To take it a step further, could this be the basis of a dream? Should dreams have logic comprehendible to the self so that they may exist? Reflections of reality that the self has collected in order to solidify one’s comprehension of existence. Might that be the function of a dream? To simulate reality and prolong one’s stay in reality by practicing good things learnt in the past, so that existence may be akin to learning to ride a bike a second time? After all, dreams can only replicate things experienced by the self, rarely so a tactile memory, no?
Therefore, dreams must make sense. Dreams follow a certain logic that is unique to the self. Whatever thoughts or sights that the self has experienced is digested into an inner sort of logic. So, if the self lingers anywhere, it should also be visited when in a dream, since the logic of that moment seems to not have been fully digested. New dreams cannot be made until the last dream has been completely solidified to the self. Or else, the dream has failed.
Ah, failure? Success? Why should dreams have a standard of success? Why did I think of that?

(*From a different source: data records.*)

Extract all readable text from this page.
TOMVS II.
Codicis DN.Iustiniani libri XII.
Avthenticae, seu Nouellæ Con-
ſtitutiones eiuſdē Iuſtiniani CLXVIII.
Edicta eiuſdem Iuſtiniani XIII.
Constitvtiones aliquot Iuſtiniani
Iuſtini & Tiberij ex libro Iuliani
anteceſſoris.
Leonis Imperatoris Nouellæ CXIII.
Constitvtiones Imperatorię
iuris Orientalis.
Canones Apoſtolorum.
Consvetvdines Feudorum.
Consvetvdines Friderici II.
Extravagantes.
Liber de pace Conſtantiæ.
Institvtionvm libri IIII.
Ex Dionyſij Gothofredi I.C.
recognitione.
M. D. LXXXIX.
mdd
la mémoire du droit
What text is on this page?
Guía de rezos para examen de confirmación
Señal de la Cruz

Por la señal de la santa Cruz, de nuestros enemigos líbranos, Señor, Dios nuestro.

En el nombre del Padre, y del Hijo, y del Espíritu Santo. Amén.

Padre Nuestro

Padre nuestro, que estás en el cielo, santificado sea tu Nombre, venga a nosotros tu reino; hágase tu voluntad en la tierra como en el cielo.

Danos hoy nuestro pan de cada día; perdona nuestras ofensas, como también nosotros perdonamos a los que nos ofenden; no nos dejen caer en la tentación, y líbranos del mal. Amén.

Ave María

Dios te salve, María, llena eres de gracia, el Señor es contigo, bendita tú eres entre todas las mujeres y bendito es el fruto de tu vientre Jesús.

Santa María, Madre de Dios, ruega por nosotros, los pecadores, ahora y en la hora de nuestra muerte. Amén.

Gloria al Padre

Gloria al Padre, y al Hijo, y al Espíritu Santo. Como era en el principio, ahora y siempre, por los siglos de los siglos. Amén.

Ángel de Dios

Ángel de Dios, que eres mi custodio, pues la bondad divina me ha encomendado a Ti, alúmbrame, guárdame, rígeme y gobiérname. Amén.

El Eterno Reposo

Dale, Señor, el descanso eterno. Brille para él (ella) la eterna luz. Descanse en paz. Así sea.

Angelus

I’m more privy to the idea that all things in life have no sense of success or failure. There is only constant evolution and the occasional mutation. Things do not stop after a so-called success or failure, things accumulate and keep rolling no matter what. A plateau is rarely a plateau (unless it is the landform, right?), and a valley is but a valley. There is a constant motion.
It is just that the perspective of sentience is limited to time and usually to one perspective. Oh, I do wonder if it’ll ever be possible to hold multiple perspectives at once. How strange would that be? I don’t know if holding multiple perspectives would be overwhelming, although the easy answer is yes it would be.